15 milyon öğrenci ve 600 bin öğretmenin bulunduğu ülkemizde, böyle sorunların yaşanmasını normal karşılamak gerekir. Normal olmayan ise eğitimcilerin, eğitim dışında her şeyi yapmasıdır. Eğitim adına çözüm üretecek konumda olması gereken eğitimcilerin, uygulayıcı olmaktan ileri gidememesi ülkemiz adına büyük kayıptır. Yeni rekor bütçeyle, sorunları yaşayan, süreci çok iyi bilen öğretmenler ve eğitim yöneticilerinin artık dar kalıplardan kurtulup, ülkenin geleceği olan eğitim politikalarının belirlenmesinde esas yerlerini almaları gerekiyor. Ülkeyi 2023'te belirlediğimiz hedefe ancak bu şekilde taşıyabiliriz.

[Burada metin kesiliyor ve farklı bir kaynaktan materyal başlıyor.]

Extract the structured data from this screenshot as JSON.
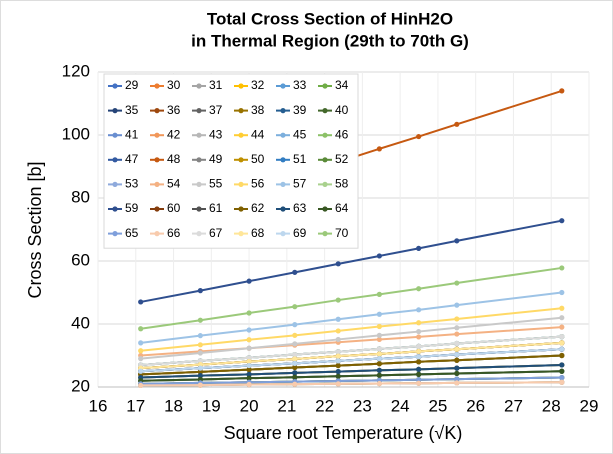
{
  "chart_data": {
    "type": "line",
    "title": "Total Cross Section of HinH2O",
    "subtitle": "in Thermal Region (29th to 70th G)",
    "x_label": "Square root Temperature (√K)",
    "y_label": "Cross Section [b]",
    "x": [
      17.13,
      18.71,
      20,
      21.21,
      22.36,
      23.45,
      24.49,
      25.5,
      28.28
    ],
    "xlim": [
      16,
      29
    ],
    "xticks": [
      16,
      17,
      18,
      19,
      20,
      21,
      22,
      23,
      24,
      25,
      26,
      27,
      28,
      29
    ],
    "ylim": [
      20,
      120
    ],
    "yticks": [
      20,
      40,
      60,
      80,
      100,
      120
    ],
    "grid": true,
    "legend": "top-left",
    "series": [
      {
        "name": "29",
        "color": "#4472c4",
        "values": [
          27.0,
          28.3,
          29.3,
          30.3,
          31.2,
          32.1,
          32.9,
          33.8,
          36.0
        ]
      },
      {
        "name": "30",
        "color": "#ed7d31",
        "values": [
          26.0,
          27.1,
          28.1,
          28.9,
          29.8,
          30.5,
          31.3,
          32.0,
          34.0
        ]
      },
      {
        "name": "31",
        "color": "#a5a5a5",
        "values": [
          25.0,
          26.0,
          26.8,
          27.5,
          28.3,
          29.0,
          29.6,
          30.3,
          32.0
        ]
      },
      {
        "name": "32",
        "color": "#ffc000",
        "values": [
          24.0,
          24.8,
          25.5,
          26.2,
          26.8,
          27.4,
          28.0,
          28.5,
          30.0
        ]
      },
      {
        "name": "33",
        "color": "#5b9bd5",
        "values": [
          23.0,
          23.6,
          24.0,
          24.5,
          24.9,
          25.3,
          25.6,
          26.0,
          27.0
        ]
      },
      {
        "name": "34",
        "color": "#70ad47",
        "values": [
          22.0,
          22.4,
          22.8,
          23.1,
          23.4,
          23.7,
          24.0,
          24.3,
          25.0
        ]
      },
      {
        "name": "35",
        "color": "#264478",
        "values": [
          21.0,
          21.3,
          21.5,
          21.7,
          21.9,
          22.1,
          22.3,
          22.5,
          23.0
        ]
      },
      {
        "name": "36",
        "color": "#9e480e",
        "values": [
          20.5,
          20.6,
          20.8,
          20.9,
          21.0,
          21.1,
          21.2,
          21.3,
          21.5
        ]
      },
      {
        "name": "37",
        "color": "#636363",
        "values": [
          27.0,
          28.3,
          29.3,
          30.3,
          31.2,
          32.1,
          32.9,
          33.8,
          36.0
        ]
      },
      {
        "name": "38",
        "color": "#997300",
        "values": [
          26.0,
          27.1,
          28.1,
          28.9,
          29.8,
          30.5,
          31.3,
          32.0,
          34.0
        ]
      },
      {
        "name": "39",
        "color": "#255e91",
        "values": [
          25.0,
          26.0,
          26.8,
          27.5,
          28.3,
          29.0,
          29.6,
          30.3,
          32.0
        ]
      },
      {
        "name": "40",
        "color": "#43682b",
        "values": [
          24.0,
          24.8,
          25.5,
          26.2,
          26.8,
          27.4,
          28.0,
          28.5,
          30.0
        ]
      },
      {
        "name": "41",
        "color": "#698ed0",
        "values": [
          23.0,
          23.6,
          24.0,
          24.5,
          24.9,
          25.3,
          25.6,
          26.0,
          27.0
        ]
      },
      {
        "name": "42",
        "color": "#f1975a",
        "values": [
          22.0,
          22.4,
          22.8,
          23.1,
          23.4,
          23.7,
          24.0,
          24.3,
          25.0
        ]
      },
      {
        "name": "43",
        "color": "#b7b7b7",
        "values": [
          21.0,
          21.3,
          21.5,
          21.7,
          21.9,
          22.1,
          22.3,
          22.5,
          23.0
        ]
      },
      {
        "name": "44",
        "color": "#ffcd33",
        "values": [
          20.5,
          20.6,
          20.8,
          20.9,
          21.0,
          21.1,
          21.2,
          21.3,
          21.5
        ]
      },
      {
        "name": "45",
        "color": "#7cafdd",
        "values": [
          27.0,
          28.3,
          29.3,
          30.3,
          31.2,
          32.1,
          32.9,
          33.8,
          36.0
        ]
      },
      {
        "name": "46",
        "color": "#8cc168",
        "values": [
          26.0,
          27.1,
          28.1,
          28.9,
          29.8,
          30.5,
          31.3,
          32.0,
          34.0
        ]
      },
      {
        "name": "47",
        "color": "#335aa1",
        "values": [
          25.0,
          26.0,
          26.8,
          27.5,
          28.3,
          29.0,
          29.6,
          30.3,
          32.0
        ]
      },
      {
        "name": "48",
        "color": "#c65911",
        "values": [
          71.5,
          77.5,
          82.4,
          87.0,
          91.4,
          95.6,
          99.5,
          103.4,
          114.0
        ]
      },
      {
        "name": "49",
        "color": "#848484",
        "values": [
          24.0,
          24.8,
          25.5,
          26.2,
          26.8,
          27.4,
          28.0,
          28.5,
          30.0
        ]
      },
      {
        "name": "50",
        "color": "#bf9000",
        "values": [
          23.0,
          23.6,
          24.0,
          24.5,
          24.9,
          25.3,
          25.6,
          26.0,
          27.0
        ]
      },
      {
        "name": "51",
        "color": "#327dc2",
        "values": [
          22.0,
          22.4,
          22.8,
          23.1,
          23.4,
          23.7,
          24.0,
          24.3,
          25.0
        ]
      },
      {
        "name": "52",
        "color": "#5a8a39",
        "values": [
          21.0,
          21.3,
          21.5,
          21.7,
          21.9,
          22.1,
          22.3,
          22.5,
          23.0
        ]
      },
      {
        "name": "53",
        "color": "#8faadc",
        "values": [
          20.5,
          20.6,
          20.8,
          20.9,
          21.0,
          21.1,
          21.2,
          21.3,
          21.5
        ]
      },
      {
        "name": "54",
        "color": "#f4b183",
        "values": [
          30.0,
          31.3,
          32.3,
          33.3,
          34.2,
          35.1,
          35.9,
          36.8,
          39.0
        ]
      },
      {
        "name": "55",
        "color": "#c9c9c9",
        "values": [
          29.0,
          30.8,
          32.3,
          33.7,
          35.1,
          36.4,
          37.6,
          38.8,
          42.0
        ]
      },
      {
        "name": "56",
        "color": "#ffd966",
        "values": [
          31.5,
          33.4,
          35.0,
          36.4,
          37.8,
          39.2,
          40.4,
          41.6,
          45.0
        ]
      },
      {
        "name": "57",
        "color": "#9dc3e6",
        "values": [
          34.0,
          36.3,
          38.1,
          39.8,
          41.5,
          43.1,
          44.5,
          46.0,
          50.0
        ]
      },
      {
        "name": "58",
        "color": "#a9d18e",
        "values": [
          27.0,
          28.3,
          29.3,
          30.3,
          31.2,
          32.1,
          32.9,
          33.8,
          36.0
        ]
      },
      {
        "name": "59",
        "color": "#2f4f8f",
        "values": [
          47.0,
          50.6,
          53.6,
          56.4,
          59.1,
          61.6,
          64.0,
          66.4,
          72.8
        ]
      },
      {
        "name": "60",
        "color": "#843c0c",
        "values": [
          26.0,
          27.1,
          28.1,
          28.9,
          29.8,
          30.5,
          31.3,
          32.0,
          34.0
        ]
      },
      {
        "name": "61",
        "color": "#525252",
        "values": [
          25.0,
          26.0,
          26.8,
          27.5,
          28.3,
          29.0,
          29.6,
          30.3,
          32.0
        ]
      },
      {
        "name": "62",
        "color": "#7f6000",
        "values": [
          24.0,
          24.8,
          25.5,
          26.2,
          26.8,
          27.4,
          28.0,
          28.5,
          30.0
        ]
      },
      {
        "name": "63",
        "color": "#1f4e79",
        "values": [
          23.0,
          23.6,
          24.0,
          24.5,
          24.9,
          25.3,
          25.6,
          26.0,
          27.0
        ]
      },
      {
        "name": "64",
        "color": "#385723",
        "values": [
          22.0,
          22.4,
          22.8,
          23.1,
          23.4,
          23.7,
          24.0,
          24.3,
          25.0
        ]
      },
      {
        "name": "65",
        "color": "#7f9fdb",
        "values": [
          21.0,
          21.3,
          21.5,
          21.7,
          21.9,
          22.1,
          22.3,
          22.5,
          23.0
        ]
      },
      {
        "name": "66",
        "color": "#f8cbad",
        "values": [
          20.5,
          20.6,
          20.8,
          20.9,
          21.0,
          21.1,
          21.2,
          21.3,
          21.5
        ]
      },
      {
        "name": "67",
        "color": "#dbdbdb",
        "values": [
          27.0,
          28.3,
          29.3,
          30.3,
          31.2,
          32.1,
          32.9,
          33.8,
          36.0
        ]
      },
      {
        "name": "68",
        "color": "#ffe699",
        "values": [
          26.0,
          27.1,
          28.1,
          28.9,
          29.8,
          30.5,
          31.3,
          32.0,
          34.0
        ]
      },
      {
        "name": "69",
        "color": "#bdd7ee",
        "values": [
          25.0,
          26.0,
          26.8,
          27.5,
          28.3,
          29.0,
          29.6,
          30.3,
          32.0
        ]
      },
      {
        "name": "70",
        "color": "#9bc97a",
        "values": [
          38.5,
          41.2,
          43.5,
          45.5,
          47.6,
          49.4,
          51.2,
          53.0,
          57.8
        ]
      }
    ]
  }
}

Üniversiteler boş kalmamalı

Ek yerleştirme sonuçları açıklandı. Açık kontenjanların yüzde 50'sinin dolmadığı görülüyor. Devlet üniversitelerinin lisans bölümlerinde 7 bin gibi ciddi bir boşluk var. Vakıf üniversitelerine ise ancak 4 bin lisans öğrencisi başvurdu. Eğitim adası KKTC'yi ise sadece bin öğrenci tercih etti. Toplam rakamlara bakacak olursak üniversitelerimizde 70 bin kontenjan boş duruyor. Bu durum ülkemiz adına ciddi bir yara. Öğrenci var, üniversite var ama tercih eden öğrenci yok. Sorun, açılan bölümlerin planlanmasındaki hatadan kaynaklanıyor. Öğrenci geleceği olmayan bölümlere gitmek istemiyor. Bir öğrencinin maliyetinin 5 bin dolar olduğu düşünülürse 1.4 katrilyonluk kaynak boş kontenjanlar yüzünden boşa gidiyor. Bu ülke bu kadar zengin değil. Yetkililer bu boşluğu bu yıl doldurmak zorunda. Bunun tek yolu ise tercih yapacak öğrenci puanını aşağıya çekmektir.

Ders seçimi önemli

MEB, yeni eğitim ve öğretim yılında bir değişikliğe imza attı. 9. sınıftan 10. sınıfa geçerken yapılan "alan seçimi"ni kaldırdı. Bu durumda hem öğrenci, hem veli, hem de okullar, üniversite sınav sisteminde yapılan değişikliğe paralel olacağı düşünülen bir sistemle karşı karşıya kaldı. Diğer bir anlatımla; alan dersleri seçmeli olacak ve böylece öğrenci son sınıfa geldiğinde seçmiş olduğu alan derslerinin saatlerine -kredisine- göre alanını da belirlemiş olacak. Böylece öğrenci farklı dersleri görerek, sınava farklı alandan da hazırlanmış olacak. Bu sistemle öğrencilere üniversite sınavlarında avantaj sağlanması planlanıyor. Yeni düzenleme üniversitede bölümünü belirleyen öğrenciler için avantaj oluştururken belirlememiş ve aldığı derslerde kolaya kaçanlar için durum zorlaşıyor.
Bu noktada, öğrencilerin bilinçli ve doğru meslek seçimi yapmasını sağlamak için okulların rehberlik birimlerine, velilere ve öğretmenlere büyük görevler düşüyor.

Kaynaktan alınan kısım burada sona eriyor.